Giant Camels Roamed the Icy Canadian Arctic 3.5 Million Years Ago
Camels roamed the icy Arctic of Canada? That's exactly what paleontologist learnt after discovering 30 bone fragments of giant camels in Ellesmere Island in Canada, according to a report released Tuesday.
Natalia Rybczynski, a paleontologist at the Canadian Museum of Nature in Ottawa, made the discovery of the bone fragments and after piecing them together, they discovered these camels were a third larger than any living today. The discovery, reported online March 5 in Nature Communications, suggests modern camels most likely descended from a cold-dwelling ancestor.
The bone fragments from these ancient camels came from a gravel-rich layer of sediments laid down 3.5 million years ago. Rybcynski said some of these animals crossed a land bridge from what is today Alaska to eastern Siberia and that meant they were living, even thriving, at latitudes where few mammals can now survive.
"The first time I picked up a piece, I thought that it might be wood," said Rybczynski. "It was only back at the field camp that I was able to ascertain it was not only bone, but also from a fossil mammal larger than anything we had seen so far from the deposits."
By placing the bone fragments and analyzing the proportions, the study revealed the camel was a giant, at around 2.7 meters tall at the shoulder.

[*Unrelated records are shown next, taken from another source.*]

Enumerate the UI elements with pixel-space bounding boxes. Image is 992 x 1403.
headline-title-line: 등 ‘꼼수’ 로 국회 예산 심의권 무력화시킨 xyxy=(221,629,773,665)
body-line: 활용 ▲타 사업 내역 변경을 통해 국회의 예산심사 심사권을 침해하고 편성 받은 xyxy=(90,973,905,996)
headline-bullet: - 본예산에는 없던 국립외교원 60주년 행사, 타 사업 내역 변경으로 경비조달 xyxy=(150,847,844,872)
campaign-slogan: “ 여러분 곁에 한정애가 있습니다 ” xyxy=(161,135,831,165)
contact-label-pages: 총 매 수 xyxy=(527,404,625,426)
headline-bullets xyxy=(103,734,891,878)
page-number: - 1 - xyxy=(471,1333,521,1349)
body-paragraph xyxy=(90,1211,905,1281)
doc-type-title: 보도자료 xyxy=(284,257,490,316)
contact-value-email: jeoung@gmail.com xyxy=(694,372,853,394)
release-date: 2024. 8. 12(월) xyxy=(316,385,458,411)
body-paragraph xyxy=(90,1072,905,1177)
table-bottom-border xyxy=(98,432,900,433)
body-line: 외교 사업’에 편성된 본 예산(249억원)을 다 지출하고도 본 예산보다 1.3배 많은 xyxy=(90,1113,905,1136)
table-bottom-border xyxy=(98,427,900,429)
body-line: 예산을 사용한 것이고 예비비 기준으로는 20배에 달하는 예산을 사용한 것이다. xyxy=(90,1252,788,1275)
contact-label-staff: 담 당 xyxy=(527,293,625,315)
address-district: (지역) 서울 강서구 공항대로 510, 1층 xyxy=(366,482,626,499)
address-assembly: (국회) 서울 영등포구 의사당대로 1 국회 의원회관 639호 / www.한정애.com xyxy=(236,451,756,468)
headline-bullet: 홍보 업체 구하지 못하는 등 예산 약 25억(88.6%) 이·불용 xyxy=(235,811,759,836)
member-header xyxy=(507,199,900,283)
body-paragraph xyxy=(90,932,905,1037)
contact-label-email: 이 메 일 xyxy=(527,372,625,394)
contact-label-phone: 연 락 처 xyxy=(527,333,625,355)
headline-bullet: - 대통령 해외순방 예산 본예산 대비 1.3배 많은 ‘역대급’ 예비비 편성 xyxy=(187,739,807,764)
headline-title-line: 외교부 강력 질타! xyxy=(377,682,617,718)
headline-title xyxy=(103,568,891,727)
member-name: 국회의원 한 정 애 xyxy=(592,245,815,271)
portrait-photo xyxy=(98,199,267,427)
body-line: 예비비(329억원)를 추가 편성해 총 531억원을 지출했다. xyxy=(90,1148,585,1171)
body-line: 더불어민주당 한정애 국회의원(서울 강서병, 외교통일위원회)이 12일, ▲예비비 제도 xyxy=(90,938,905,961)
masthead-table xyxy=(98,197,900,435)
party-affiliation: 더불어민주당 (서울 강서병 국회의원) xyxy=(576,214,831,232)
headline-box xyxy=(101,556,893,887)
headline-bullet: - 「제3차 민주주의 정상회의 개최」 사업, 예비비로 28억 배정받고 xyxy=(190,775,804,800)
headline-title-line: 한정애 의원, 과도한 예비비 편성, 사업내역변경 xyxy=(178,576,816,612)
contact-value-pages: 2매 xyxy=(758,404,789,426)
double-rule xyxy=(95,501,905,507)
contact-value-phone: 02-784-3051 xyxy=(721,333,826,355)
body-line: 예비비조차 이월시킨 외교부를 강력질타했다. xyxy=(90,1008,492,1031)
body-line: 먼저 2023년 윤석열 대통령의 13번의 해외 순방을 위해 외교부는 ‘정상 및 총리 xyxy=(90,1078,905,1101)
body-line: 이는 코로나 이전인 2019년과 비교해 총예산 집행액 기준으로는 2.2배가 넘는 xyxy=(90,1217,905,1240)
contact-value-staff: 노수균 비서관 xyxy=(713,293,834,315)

"Being big was something camels did very well," said Rybczynski, according to NBC News. "An animal today that would be an analogue is the moose - it's huge," she said.
A large body size would have allowed it to regulate its body temperature better during the winters and cover larger distances walking, she explained.
The first fragment of the specimen was found in 2006 and over later visits in 2008 and 2010, Rybczynski and her team assembled a collection of 30 bone fragments that fit together to resemble the tibia of a large ungulate.